People want a partner, a spouse. But you don’t end up attracting
someone amazing without appreciating the emotional turbulence that comes with
weathering rejections, building the sexual tension that never gets released, and staring
blankly at a phone that never rings. It’s part of the game of love. You can’t win if you don’t
play.
What determines your success isn’t “What do you want to enjoy?” The question is, “What
pain do you want to sustain?” The quality of your life is not determined by the quality of
your positive experiences, but the quality of your negative experiences. And to get good at
dealing with negative experiences is to get good at dealing with life.

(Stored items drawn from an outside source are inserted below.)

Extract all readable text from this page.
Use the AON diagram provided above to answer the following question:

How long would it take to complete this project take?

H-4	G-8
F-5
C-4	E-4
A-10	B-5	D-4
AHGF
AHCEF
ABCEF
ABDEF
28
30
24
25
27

To get good at dealing with negative experiences is to get good at dealing with life.
There’s a lot of crappy advice out there that says, “You’ve just got to want it enough!”

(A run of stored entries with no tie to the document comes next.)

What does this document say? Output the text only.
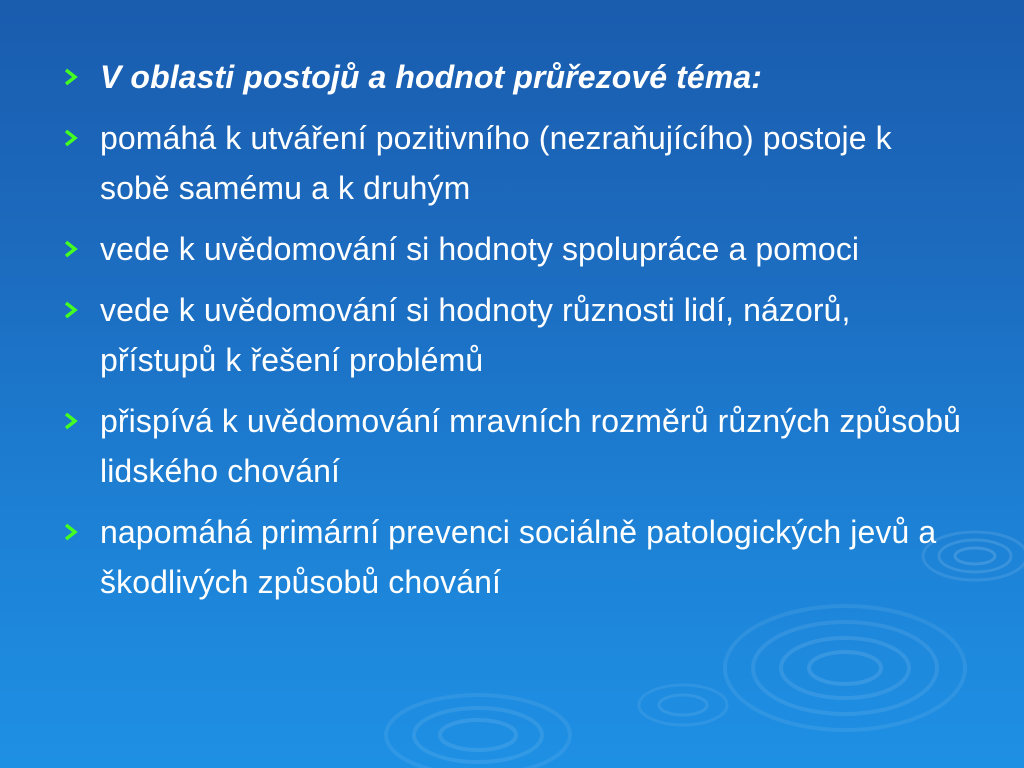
V oblasti postojů a hodnot průřezové téma:
pomáhá k utváření pozitivního (nezraňujícího) postoje k sobě samému a k druhým
vede k uvědomování si hodnoty spolupráce a pomoci
vede k uvědomování si hodnoty různosti lidí, názorů, přístupů k řešení problémů
přispívá k uvědomování mravních rozměrů různých způsobů lidského chování
napomáhá primární prevenci sociálně patologických jevů a škodlivých způsobů chování
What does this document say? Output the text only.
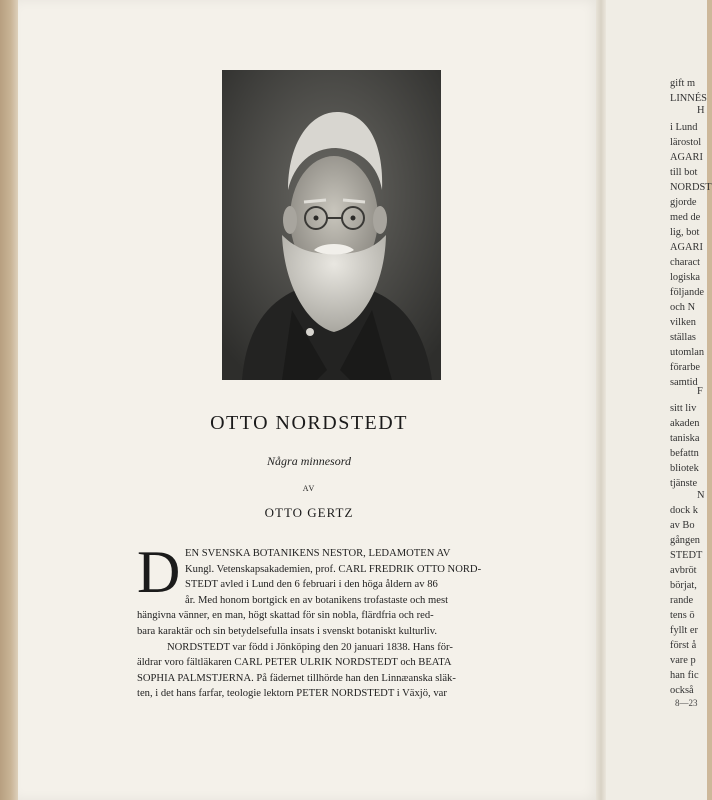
OTTO NORDSTEDT
Några minnesord
AV
OTTO GERTZ
D EN SVENSKA BOTANIKENS NESTOR, LEDAMOTEN AV
Kungl. Vetenskapsakademien, prof. CARL FREDRIK OTTO NORD-
STEDT avled i Lund den 6 februari i den höga åldern av 86
år. Med honom bortgick en av botanikens trofastaste och mest
hängivna vänner, en man, högt skattad för sin nobla, flärdfria och red-
bara karaktär och sin betydelsefulla insats i svenskt botaniskt kulturliv.
NORDSTEDT var född i Jönköping den 20 januari 1838. Hans för-
äldrar voro fältläkaren CARL PETER ULRIK NORDSTEDT och BEATA
SOPHIA PALMSTJERNA. På fädernet tillhörde han den Linnæanska släk-
ten, i det hans farfar, teologie lektorn PETER NORDSTEDT i Växjö, var
gift m
LINNÉS
H
i Lund
lärostol
AGARI
till bot
NORDST
gjorde
med de
lig, bot
AGARI
charact
logiska
följande
och N
vilken
ställas
utomlan
förarbe
samtid
F
sitt liv
akaden
taniska
befattn
bliotek
tjänste
N
dock k
av Bo
gången
STEDT
avbröt
börjat,
rande
tens ö
fyllt er
först å
vare p
han fic
också
8—23
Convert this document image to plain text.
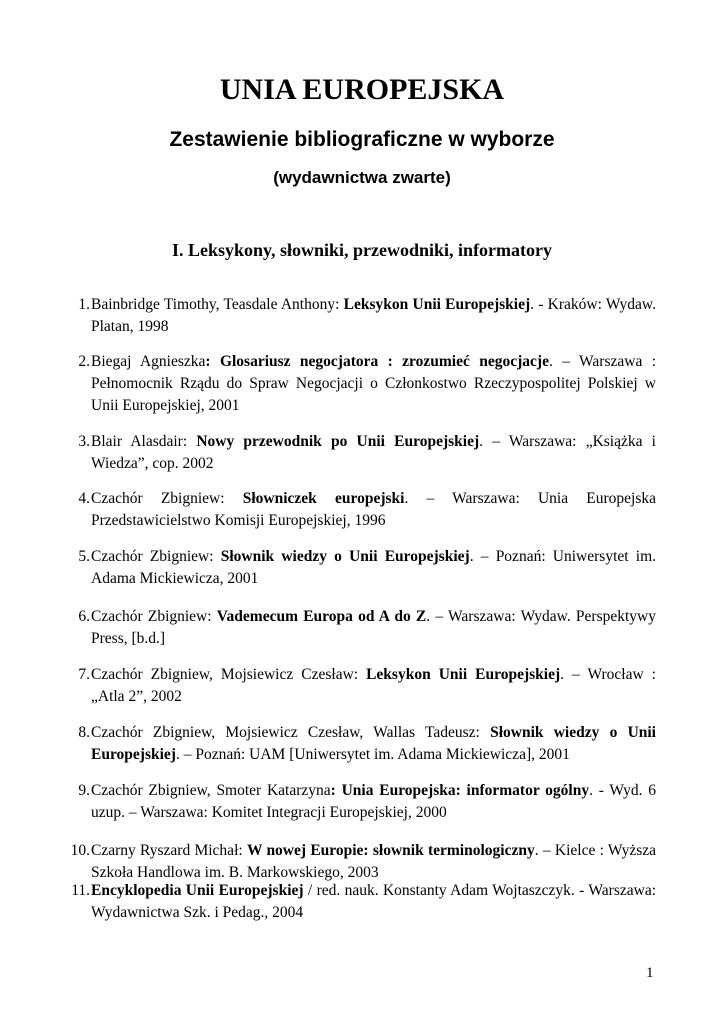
UNIA EUROPEJSKA
Zestawienie bibliograficzne w wyborze
(wydawnictwa zwarte)
I. Leksykony, słowniki, przewodniki, informatory
1. Bainbridge Timothy, Teasdale Anthony: Leksykon Unii Europejskiej. - Kraków: Wydaw. Platan, 1998
2. Biegaj Agnieszka: Glosariusz negocjatora : zrozumieć negocjacje. – Warszawa : Pełnomocnik Rządu do Spraw Negocjacji o Członkostwo Rzeczypospolitej Polskiej w Unii Europejskiej, 2001
3. Blair Alasdair: Nowy przewodnik po Unii Europejskiej. – Warszawa: „Książka i Wiedza”, cop. 2002
4. Czachór Zbigniew: Słowniczek europejski. – Warszawa: Unia Europejska Przedstawicielstwo Komisji Europejskiej, 1996
5. Czachór Zbigniew: Słownik wiedzy o Unii Europejskiej. – Poznań: Uniwersytet im. Adama Mickiewicza, 2001
6. Czachór Zbigniew: Vademecum Europa od A do Z. – Warszawa: Wydaw. Perspektywy Press, [b.d.]
7. Czachór Zbigniew, Mojsiewicz Czesław: Leksykon Unii Europejskiej. – Wrocław : „Atla 2”, 2002
8. Czachór Zbigniew, Mojsiewicz Czesław, Wallas Tadeusz: Słownik wiedzy o Unii Europejskiej. – Poznań: UAM [Uniwersytet im. Adama Mickiewicza], 2001
9. Czachór Zbigniew, Smoter Katarzyna: Unia Europejska: informator ogólny. - Wyd. 6 uzup. – Warszawa: Komitet Integracji Europejskiej, 2000
10. Czarny Ryszard Michał: W nowej Europie: słownik terminologiczny. – Kielce : Wyższa Szkoła Handlowa im. B. Markowskiego, 2003
11. Encyklopedia Unii Europejskiej / red. nauk. Konstanty Adam Wojtaszczyk. - Warszawa: Wydawnictwa Szk. i Pedag., 2004
1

Everybody wants something. And everybody wants something enough. They just aren’t
aware of what it is they want, or rather, what they want “enough.”
Because if you want the benefits of something in life, you have to also want the costs. If you
want the beach body, you have to want the sweat, the soreness, the early mornings, and
the hunger pangs. If you want the yacht, you have to also want the late nights, the risky
business moves, and the possibility of pissing off one person or ten thousand.

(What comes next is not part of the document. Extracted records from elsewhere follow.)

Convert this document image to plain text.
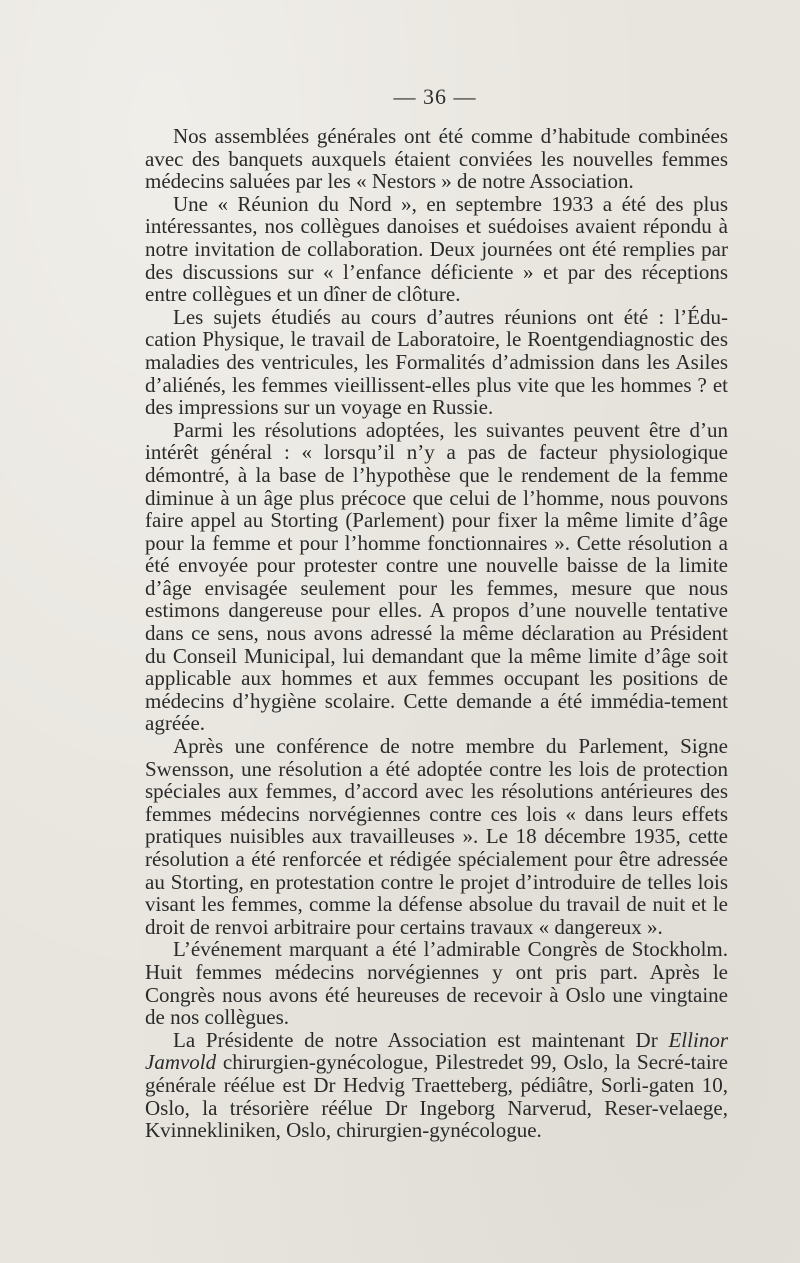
— 36 —

Nos assemblées générales ont été comme d’habitude combinées avec des banquets auxquels étaient conviées les nouvelles femmes médecins saluées par les « Nestors » de notre Association.

Une « Réunion du Nord », en septembre 1933 a été des plus intéressantes, nos collègues danoises et suédoises avaient répondu à notre invitation de collaboration. Deux journées ont été remplies par des discussions sur « l’enfance déficiente » et par des réceptions entre collègues et un dîner de clôture.

Les sujets étudiés au cours d’autres réunions ont été : l’Édu-cation Physique, le travail de Laboratoire, le Roentgendiagnostic des maladies des ventricules, les Formalités d’admission dans les Asiles d’aliénés, les femmes vieillissent-elles plus vite que les hommes ? et des impressions sur un voyage en Russie.

Parmi les résolutions adoptées, les suivantes peuvent être d’un intérêt général : « lorsqu’il n’y a pas de facteur physiologique démontré, à la base de l’hypothèse que le rendement de la femme diminue à un âge plus précoce que celui de l’homme, nous pouvons faire appel au Storting (Parlement) pour fixer la même limite d’âge pour la femme et pour l’homme fonctionnaires ». Cette résolution a été envoyée pour protester contre une nouvelle baisse de la limite d’âge envisagée seulement pour les femmes, mesure que nous estimons dangereuse pour elles. A propos d’une nouvelle tentative dans ce sens, nous avons adressé la même déclaration au Président du Conseil Municipal, lui demandant que la même limite d’âge soit applicable aux hommes et aux femmes occupant les positions de médecins d’hygiène scolaire. Cette demande a été immédia-tement agréée.

Après une conférence de notre membre du Parlement, Signe Swensson, une résolution a été adoptée contre les lois de protection spéciales aux femmes, d’accord avec les résolutions antérieures des femmes médecins norvégiennes contre ces lois « dans leurs effets pratiques nuisibles aux travailleuses ». Le 18 décembre 1935, cette résolution a été renforcée et rédigée spécialement pour être adressée au Storting, en protestation contre le projet d’introduire de telles lois visant les femmes, comme la défense absolue du travail de nuit et le droit de renvoi arbitraire pour certains travaux « dangereux ».

L’événement marquant a été l’admirable Congrès de Stockholm. Huit femmes médecins norvégiennes y ont pris part. Après le Congrès nous avons été heureuses de recevoir à Oslo une vingtaine de nos collègues.

La Présidente de notre Association est maintenant Dr Ellinor Jamvold chirurgien-gynécologue, Pilestredet 99, Oslo, la Secré-taire générale réélue est Dr Hedvig Traetteberg, pédiâtre, Sorli-gaten 10, Oslo, la trésorière réélue Dr Ingeborg Narverud, Reser-velaege, Kvinnekliniken, Oslo, chirurgien-gynécologue.
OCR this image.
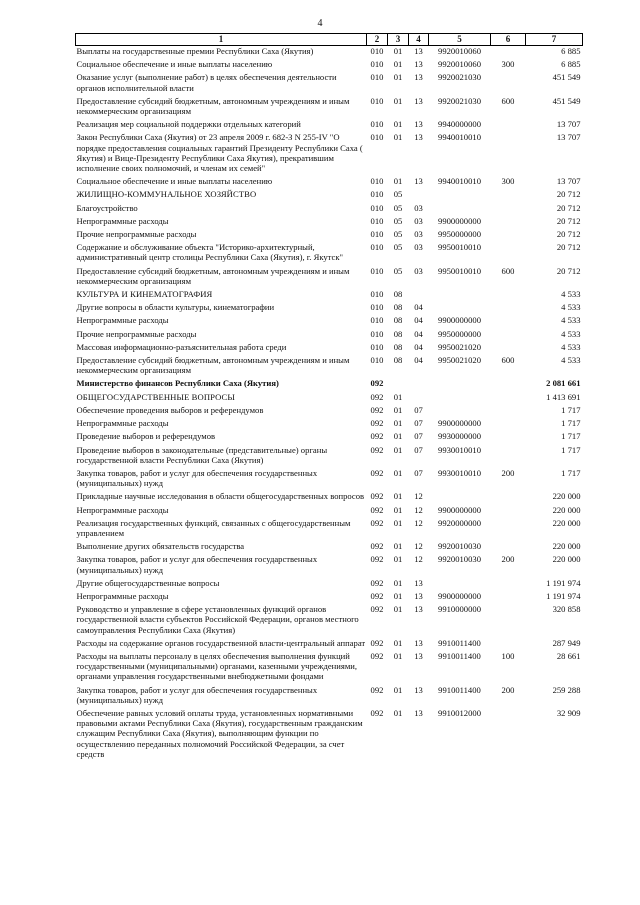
4
1	2	3	4	5	6	7
Выплаты на государственные премии Республики Саха (Якутия)	010	01	13	9920010060		6 885
Социальное обеспечение и иные выплаты населению	010	01	13	9920010060	300	6 885
Оказание услуг (выполнение работ) в целях обеспечения деятельности органов исполнительной власти	010	01	13	9920021030		451 549
Предоставление субсидий бюджетным, автономным учреждениям и иным некоммерческим организациям	010	01	13	9920021030	600	451 549
Реализация мер социальной поддержки отдельных категорий	010	01	13	9940000000		13 707
Закон Республики Саха (Якутия) от 23 апреля 2009 г. 682-З N 255-IV "О порядке предоставления социальных гарантий Президенту Республики Саха ( Якутия) и Вице-Президенту Республики Саха Якутия), прекратившим исполнение своих полномочий, и членам их семей"	010	01	13	9940010010		13 707
Социальное обеспечение и иные выплаты населению	010	01	13	9940010010	300	13 707
ЖИЛИЩНО-КОММУНАЛЬНОЕ ХОЗЯЙСТВО	010	05				20 712
Благоустройство	010	05	03			20 712
Непрограммные расходы	010	05	03	9900000000		20 712
Прочие непрограммные расходы	010	05	03	9950000000		20 712
Содержание и обслуживание объекта "Историко-архитектурный, административный центр столицы Республики Саха (Якутия), г. Якутск"	010	05	03	9950010010		20 712
Предоставление субсидий бюджетным, автономным учреждениям и иным некоммерческим организациям	010	05	03	9950010010	600	20 712
КУЛЬТУРА И КИНЕМАТОГРАФИЯ	010	08				4 533
Другие вопросы в области культуры, кинематографии	010	08	04			4 533
Непрограммные расходы	010	08	04	9900000000		4 533
Прочие непрограммные расходы	010	08	04	9950000000		4 533
Массовая информационно-разъяснительная работа среди	010	08	04	9950021020		4 533
Предоставление субсидий бюджетным, автономным учреждениям и иным некоммерческим организациям	010	08	04	9950021020	600	4 533
Министерство финансов Республики Саха (Якутия)	092					2 081 661
ОБЩЕГОСУДАРСТВЕННЫЕ ВОПРОСЫ	092	01				1 413 691
Обеспечение проведения выборов и референдумов	092	01	07			1 717
Непрограммные расходы	092	01	07	9900000000		1 717
Проведение выборов и референдумов	092	01	07	9930000000		1 717
Проведение выборов в законодательные (представительные) органы государственной власти Республики Саха (Якутия)	092	01	07	9930010010		1 717
Закупка товаров, работ и услуг для обеспечения государственных (муниципальных) нужд	092	01	07	9930010010	200	1 717
Прикладные научные исследования в области общегосударственных вопросов	092	01	12			220 000
Непрограммные расходы	092	01	12	9900000000		220 000
Реализация государственных функций, связанных с общегосударственным управлением	092	01	12	9920000000		220 000
Выполнение других обязательств государства	092	01	12	9920010030		220 000
Закупка товаров, работ и услуг для обеспечения государственных (муниципальных) нужд	092	01	12	9920010030	200	220 000
Другие общегосударственные вопросы	092	01	13			1 191 974
Непрограммные расходы	092	01	13	9900000000		1 191 974
Руководство и управление в сфере установленных функций органов государственной власти субъектов Российской Федерации, органов местного самоуправления Республики Саха (Якутия)	092	01	13	9910000000		320 858
Расходы на содержание органов государственной власти-центральный аппарат	092	01	13	9910011400		287 949
Расходы на выплаты персоналу в целях обеспечения выполнения функций государственными (муниципальными) органами, казенными учреждениями, органами управления государственными внебюджетными фондами	092	01	13	9910011400	100	28 661
Закупка товаров, работ и услуг для обеспечения государственных (муниципальных) нужд	092	01	13	9910011400	200	259 288
Обеспечение равных условий оплаты труда, установленных нормативными правовыми актами Республики Саха (Якутия), государственным гражданским служащим Республики Саха (Якутия), выполняющим функции по осуществлению переданных полномочий Российской Федерации, за счет средств	092	01	13	9910012000		32 909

If you find yourself wanting something month after month, year after year,
yet nothing happens and you never come any closer to it, then maybe what you
actually want is a fantasy, an idealization, an image, a false promise. Maybe what you want
isn’t what you want—you just enjoy wanting. Maybe you don’t actually want it at all.
Sometimes I ask people, “How do you choose to suffer?” These people tilt their heads and
look at me like I have twelve noses.
But I ask because that tells me far more about you than your desires and fantasies.
Because you have to choose something. You can’t have a pain-free life. It can’t all be roses
and unicorns.
And ultimately that’s the hard question that matters. Pleasure is an easy question. And
pretty much all of us have similar answers. The more interesting question is the pain.
What is the pain that you want to sustain?